Nemesi vuole che già
Dante Alighieri, fiorentino,
esiliato per giunta dalla sua città, scrivesse nel Purgatorio che “rade volte
risurge per li rami l’umana probitate”, cioè che poco soesso levirtù dei padri
(di conseguenza i difetti) passano ai figli. E questo perché, nella visione
medievale dei destini, spettava solo a Dio diffondere sapienza e virtù. Ecco
perché l’inchiesta firmata da Emiliano Fittipaldi e Nello Trocchia, che mette
in luce un “sodalizio” e rivela nuovi, importanti elementi nelle relazioni
pericolose – in terra di Toscana – fra Tiziano Renzi, padre dell’ex premier ed
ex segretario Pd Matteo, Denis Verdini, ex berlusconiano legato a Renzi da
avventure di altri tempi e poi divenuto stampella del governo piddino, e Luca
Lotti ci pone di fronte a una questione fondamentale. Quella di sapere con
certezza, cosa Matteo Renzi sapesse, direttamente o indirettamente, rispetto ai
fatti ipotizzati nell’inchiesta Consip. Ombre che si stendono su tre figure
chiave: il genitore, l’alleato scomodo, l’amico e fedelissimo di governo. Non Si Tratta Di Fare Congetture. La
partita politica che Renzi sta giocando ha avuto inciampi senza bisogno di
passare dal fascicolo di un pm. Non possiamo affermare, perché è una
circostanza di cui l’indagine non si occupa, che il Renzi politico, il Renzi
premier, il Renzi Segretario avesse un qualsiasi tipo di ruolo, ma proprio
perché la storia che raccontiamo lascia zone grigie, abbiamo il dovere di porre
alcune domande. E chiediamo che sia l’ex presidente del Consiglio a rispondere.
Presidente, era al corrente diciò che avveniva, o tutto è stato fatto a sua
insaputa?

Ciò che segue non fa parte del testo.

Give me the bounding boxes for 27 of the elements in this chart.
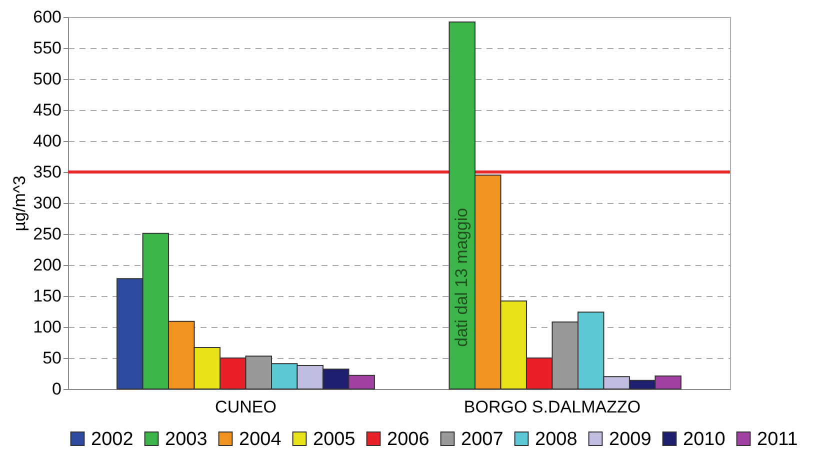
legend-label: 2009 xyxy=(609,428,652,450)
y-tick-label: 100 xyxy=(33,318,62,336)
legend-label: 2004 xyxy=(239,428,282,450)
y-tick-label: 550 xyxy=(33,38,62,58)
y-tick-label: 600 xyxy=(33,8,62,26)
y-tick-label: 450 xyxy=(33,100,62,120)
x-tick-label: BORGO S.DALMAZZO xyxy=(464,398,641,416)
legend-label: 2007 xyxy=(461,428,504,450)
y-axis-title: µg/m^3 xyxy=(10,176,30,232)
legend-label: 2002 xyxy=(91,428,134,450)
annotation: dati dal 13 maggio xyxy=(452,208,472,347)
y-tick-label: 300 xyxy=(33,194,62,212)
y-tick-label: 200 xyxy=(33,256,62,274)
legend-label: 2011 xyxy=(757,428,798,450)
legend-label: 2005 xyxy=(313,428,356,450)
legend-label: 2010 xyxy=(683,428,726,450)
x-tick-label: CUNEO xyxy=(215,398,276,416)
y-tick-label: 350 xyxy=(33,162,62,182)
legend-label: 2003 xyxy=(165,428,208,450)
y-tick-label: 50 xyxy=(42,348,62,368)
y-tick-label: 150 xyxy=(33,286,62,306)
y-tick-label: 250 xyxy=(33,224,62,244)
y-tick-label: 400 xyxy=(33,132,62,150)
y-tick-label: 500 xyxy=(33,70,62,88)
legend-label: 2008 xyxy=(535,428,578,450)
legend-label: 2006 xyxy=(387,428,430,450)
y-tick-label: 0 xyxy=(52,380,62,398)
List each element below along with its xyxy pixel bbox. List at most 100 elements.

L’amministratore della Consip,
Luigi Marroni, nominato dal suo governo, le aveva mai fatto cenno a presunte
sollecitazioni, inviti da parte di persone a lei così vicine? Nel caso in cui
qualcosa le fosse giunto all’orecchio, che cosa è stato fatto per porre fine a
tutto questo? Per prendere le distanze, politicamente prima di tutto, da
qualcosa che somiglia a un groviglio di relazioni che si vuol mutare in
“sistema”. E se invece non è così, questo significa che c’ un uomo ai vertici
di una società pubblica come il Consip che avrebbe ricostruito di fronte ai
magistrati una realtà immaginaria? Perché allora Marroni sta ancora al suo
posto? Alla Vigilia Delle Primarie del Pd, in questo clima surreale di
guerra per bande, di militanti che rinfacciano ad altri militanti un primato
della sinistra che, se esistesse, avrebbe evitato per sua stessa natura uno
scontro di questa portata, è auspicabile che sia Matteo Renzi a spiegarci
tutto. A dirci che idea s’è fatto del ruolo del su’ babbo Tiziano, dell’alleato
Verdini e dell’amico Lotti nella vicenda Consip. Questo se Renzi intende
provare a vincere e governare di nuovo. Come ha ripetuto in ogni occasione con
il suo aforisma post referendario: “Posso- rinunciare alla poltrona ma non alla
passione per la politica”. Ecco. La risposta della magistratura ci interessa,
com’è ovvio. E la aspetteremo. Ma oggi interessa prima di tutto la sua risposta
politica. A noi, certamente. Ma di più al Paese.